To find the combined capacity of the two pools, we need to add their capacities together.
Given:
- Olympic size pool: \(8.12 \times 10^4\) gallons
- Smaller pool: \(5.27 \times 10^4\) gallons
Let's add these two values together:
\[ (8.12 \times 10^4) + (5.27 \times 10^4) = (8.12 + 5.27) \times 10^4 \]
Calculating the sum of the coefficients:
\[ 8.12 + 5.27 = 13.39 \]
So:
\[ (8.12 \times 10^4) + (5.27 \times 10^4) = 13.39 \times 10^4 \]
However, we typically express this in scientific notation. We want to convert \(13.39 \times 10^4\) to a form where the coefficient is between 1 and 10.
To do this, we can rewrite it as:
\[ 13.39 \times 10^4 = 1.339 \times 10^{5} \]
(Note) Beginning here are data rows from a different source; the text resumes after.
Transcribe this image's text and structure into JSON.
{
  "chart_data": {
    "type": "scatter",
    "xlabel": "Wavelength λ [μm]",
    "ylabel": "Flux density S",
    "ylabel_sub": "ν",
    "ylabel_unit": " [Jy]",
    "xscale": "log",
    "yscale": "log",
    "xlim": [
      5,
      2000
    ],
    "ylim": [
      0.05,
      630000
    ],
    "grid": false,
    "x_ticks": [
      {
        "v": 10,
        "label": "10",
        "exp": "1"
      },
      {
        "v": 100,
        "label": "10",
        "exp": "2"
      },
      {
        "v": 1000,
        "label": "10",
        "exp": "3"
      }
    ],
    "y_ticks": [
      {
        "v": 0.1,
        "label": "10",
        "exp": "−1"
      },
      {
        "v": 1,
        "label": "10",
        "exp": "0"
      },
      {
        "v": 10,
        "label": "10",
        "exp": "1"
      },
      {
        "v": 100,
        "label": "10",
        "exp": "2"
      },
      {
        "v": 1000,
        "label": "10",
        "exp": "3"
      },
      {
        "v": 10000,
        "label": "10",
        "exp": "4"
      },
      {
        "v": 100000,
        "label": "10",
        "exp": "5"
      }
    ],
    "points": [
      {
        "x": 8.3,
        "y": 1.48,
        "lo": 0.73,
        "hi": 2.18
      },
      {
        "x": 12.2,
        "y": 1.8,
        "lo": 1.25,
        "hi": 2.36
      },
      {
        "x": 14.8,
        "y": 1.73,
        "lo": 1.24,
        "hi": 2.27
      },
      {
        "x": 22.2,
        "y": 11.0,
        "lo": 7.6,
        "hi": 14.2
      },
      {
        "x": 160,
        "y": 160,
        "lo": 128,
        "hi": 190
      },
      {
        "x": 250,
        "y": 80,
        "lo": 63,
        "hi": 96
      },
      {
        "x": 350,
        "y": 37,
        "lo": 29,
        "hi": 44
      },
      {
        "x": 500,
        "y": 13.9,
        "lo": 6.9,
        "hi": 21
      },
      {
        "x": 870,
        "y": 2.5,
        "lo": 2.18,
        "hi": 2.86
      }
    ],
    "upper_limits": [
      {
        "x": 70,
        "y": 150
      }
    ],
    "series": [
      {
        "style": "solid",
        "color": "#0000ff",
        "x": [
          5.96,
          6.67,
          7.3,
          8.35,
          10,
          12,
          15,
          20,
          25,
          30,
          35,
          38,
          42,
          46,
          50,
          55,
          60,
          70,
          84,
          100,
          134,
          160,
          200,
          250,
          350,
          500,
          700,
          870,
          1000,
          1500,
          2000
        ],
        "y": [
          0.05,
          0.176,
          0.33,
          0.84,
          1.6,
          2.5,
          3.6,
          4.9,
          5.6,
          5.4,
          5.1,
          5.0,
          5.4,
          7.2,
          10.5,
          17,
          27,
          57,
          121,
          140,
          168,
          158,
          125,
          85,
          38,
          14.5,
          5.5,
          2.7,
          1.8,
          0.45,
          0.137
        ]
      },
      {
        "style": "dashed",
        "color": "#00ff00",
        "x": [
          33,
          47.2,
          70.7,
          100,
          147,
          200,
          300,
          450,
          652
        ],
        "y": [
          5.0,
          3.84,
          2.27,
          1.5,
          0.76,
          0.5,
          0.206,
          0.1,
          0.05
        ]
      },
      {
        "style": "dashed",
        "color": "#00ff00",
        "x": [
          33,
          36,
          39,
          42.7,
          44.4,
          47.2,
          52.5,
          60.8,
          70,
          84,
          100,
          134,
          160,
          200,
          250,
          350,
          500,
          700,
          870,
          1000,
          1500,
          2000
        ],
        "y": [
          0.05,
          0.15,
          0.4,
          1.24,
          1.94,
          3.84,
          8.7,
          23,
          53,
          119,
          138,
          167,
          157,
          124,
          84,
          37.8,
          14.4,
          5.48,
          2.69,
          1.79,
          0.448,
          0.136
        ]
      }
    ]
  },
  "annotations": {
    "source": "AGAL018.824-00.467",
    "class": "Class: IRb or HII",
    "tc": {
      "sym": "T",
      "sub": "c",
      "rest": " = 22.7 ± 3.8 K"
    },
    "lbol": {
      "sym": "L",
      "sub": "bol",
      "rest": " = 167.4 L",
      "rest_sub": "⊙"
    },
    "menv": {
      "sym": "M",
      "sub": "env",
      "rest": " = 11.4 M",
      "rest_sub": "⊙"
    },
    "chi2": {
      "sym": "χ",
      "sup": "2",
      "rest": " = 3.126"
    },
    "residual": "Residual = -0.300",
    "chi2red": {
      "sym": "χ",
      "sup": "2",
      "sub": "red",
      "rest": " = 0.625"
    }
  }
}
Now, comparing this result with the options given:
A: \(1.339 \times 10^4\) gallons
B: \(1.339 \times 10^6\) gallons
C: \(13.39 \times 10^{10}\) gallons
D: \(1.339 \times 10^{10}\) gallons
E: \(2.85 \times 10^5\) gallons
The answer, \(1.339 \times 10^5\) gallons, matches none of the provided choices directly but appears to be the intended solution based on our calculation. Since the closest option, E, with a different coefficient and exponent does not match, you should verify if the initial pool capacities are coherent, or if options might have errors.
Clarifying whether there's an actual option representing \(1.339 \times 10^5\) gallons would help finalize a correct choice, but currently, nothing on the list fits.